Señaló que en la jornada anterior había concurrido al establecimiento educativo, ubicado en las calles Gobernador Peri y Nogoyá, el gasista matriculado enviado por Obras Públicas, quien autorizó a hacer uso de la escuela excepto de los calefactores de las aulas 9, 10 y 13 porque no funcionaban. Dijo que, ante esta situación, se informó al Consejo Provincial de Educación (CPE) y el gasista colocó un tapón en cada uno de ellos para inhabilitarlos. Las aulas estarían en uso, pero sin calefacción.
Desde la escuela indicaron que este último sábado se había detectado una pérdida de gas, tras someter las instalaciones a una prueba de hermeticidad.

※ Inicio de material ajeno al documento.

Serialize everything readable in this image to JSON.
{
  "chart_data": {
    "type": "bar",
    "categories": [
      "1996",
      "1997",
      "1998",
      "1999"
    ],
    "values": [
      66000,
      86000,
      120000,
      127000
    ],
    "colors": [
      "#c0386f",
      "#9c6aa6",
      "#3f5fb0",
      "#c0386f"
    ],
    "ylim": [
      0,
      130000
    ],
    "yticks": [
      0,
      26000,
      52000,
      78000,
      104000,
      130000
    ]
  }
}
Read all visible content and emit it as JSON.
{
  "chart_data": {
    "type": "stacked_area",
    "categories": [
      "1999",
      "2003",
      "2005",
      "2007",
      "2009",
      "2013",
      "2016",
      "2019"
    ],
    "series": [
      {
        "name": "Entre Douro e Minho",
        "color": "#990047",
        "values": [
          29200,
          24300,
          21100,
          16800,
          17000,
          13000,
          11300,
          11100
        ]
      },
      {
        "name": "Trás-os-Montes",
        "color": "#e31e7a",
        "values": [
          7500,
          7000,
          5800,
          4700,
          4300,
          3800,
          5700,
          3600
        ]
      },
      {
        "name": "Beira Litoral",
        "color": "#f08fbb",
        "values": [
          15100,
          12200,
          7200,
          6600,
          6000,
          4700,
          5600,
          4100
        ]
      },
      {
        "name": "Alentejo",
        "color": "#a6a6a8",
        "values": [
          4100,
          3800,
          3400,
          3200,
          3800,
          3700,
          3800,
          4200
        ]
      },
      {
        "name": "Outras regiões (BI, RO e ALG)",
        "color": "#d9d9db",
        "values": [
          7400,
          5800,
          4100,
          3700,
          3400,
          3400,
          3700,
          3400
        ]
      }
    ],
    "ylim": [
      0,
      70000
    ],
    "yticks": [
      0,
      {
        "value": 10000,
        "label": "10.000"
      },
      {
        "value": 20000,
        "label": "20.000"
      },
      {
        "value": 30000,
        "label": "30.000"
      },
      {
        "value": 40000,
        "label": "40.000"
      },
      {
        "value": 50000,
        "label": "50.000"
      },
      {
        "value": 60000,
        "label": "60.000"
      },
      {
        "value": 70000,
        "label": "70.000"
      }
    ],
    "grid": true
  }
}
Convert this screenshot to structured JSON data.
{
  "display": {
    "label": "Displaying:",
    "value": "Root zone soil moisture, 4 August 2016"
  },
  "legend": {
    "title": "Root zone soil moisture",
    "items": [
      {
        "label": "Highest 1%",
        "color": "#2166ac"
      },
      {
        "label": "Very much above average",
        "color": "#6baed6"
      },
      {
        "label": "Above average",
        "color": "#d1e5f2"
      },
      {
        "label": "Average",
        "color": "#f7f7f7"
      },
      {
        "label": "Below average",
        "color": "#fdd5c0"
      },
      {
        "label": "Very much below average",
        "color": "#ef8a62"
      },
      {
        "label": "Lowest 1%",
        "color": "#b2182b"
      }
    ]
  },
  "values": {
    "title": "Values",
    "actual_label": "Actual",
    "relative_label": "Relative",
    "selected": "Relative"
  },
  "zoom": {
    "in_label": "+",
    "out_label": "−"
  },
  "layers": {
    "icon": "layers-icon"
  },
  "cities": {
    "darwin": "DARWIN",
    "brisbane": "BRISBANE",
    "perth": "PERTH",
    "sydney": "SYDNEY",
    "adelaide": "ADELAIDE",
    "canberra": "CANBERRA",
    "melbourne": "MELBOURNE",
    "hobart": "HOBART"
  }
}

Luego, supuestamente se subsanó y habilitaron el establecimiento para dictar clases presenciales.
“Esta mañana, prácticamente en el horario de ingreso, percibimos un fuerte olor a gas en el pasillo y en el aula 8 y tomamos la decisión de suspender las clases. Hasta que no quede habilitado con firma y sello que está en condiciones, no volveremos a la presencialidad”, agregó.
La directiva sostuvo que “de palabra dicen que está en condiciones, que no pierde gas, pero nadie se hace responsable”. Aclaró que ayer también supuestamente se había reparado y hoy se encontraron nuevamente con olor a gas. Si bien esta mañana concurrió nuevamente el gasista, reiteraron que no volverán a la presencialidad “hasta que les garanticen que es una escuela segura para que la habiten los niños porque la responsabilidad la tiene el equipo directivo porque hay un corrimiento de responsabilidades”.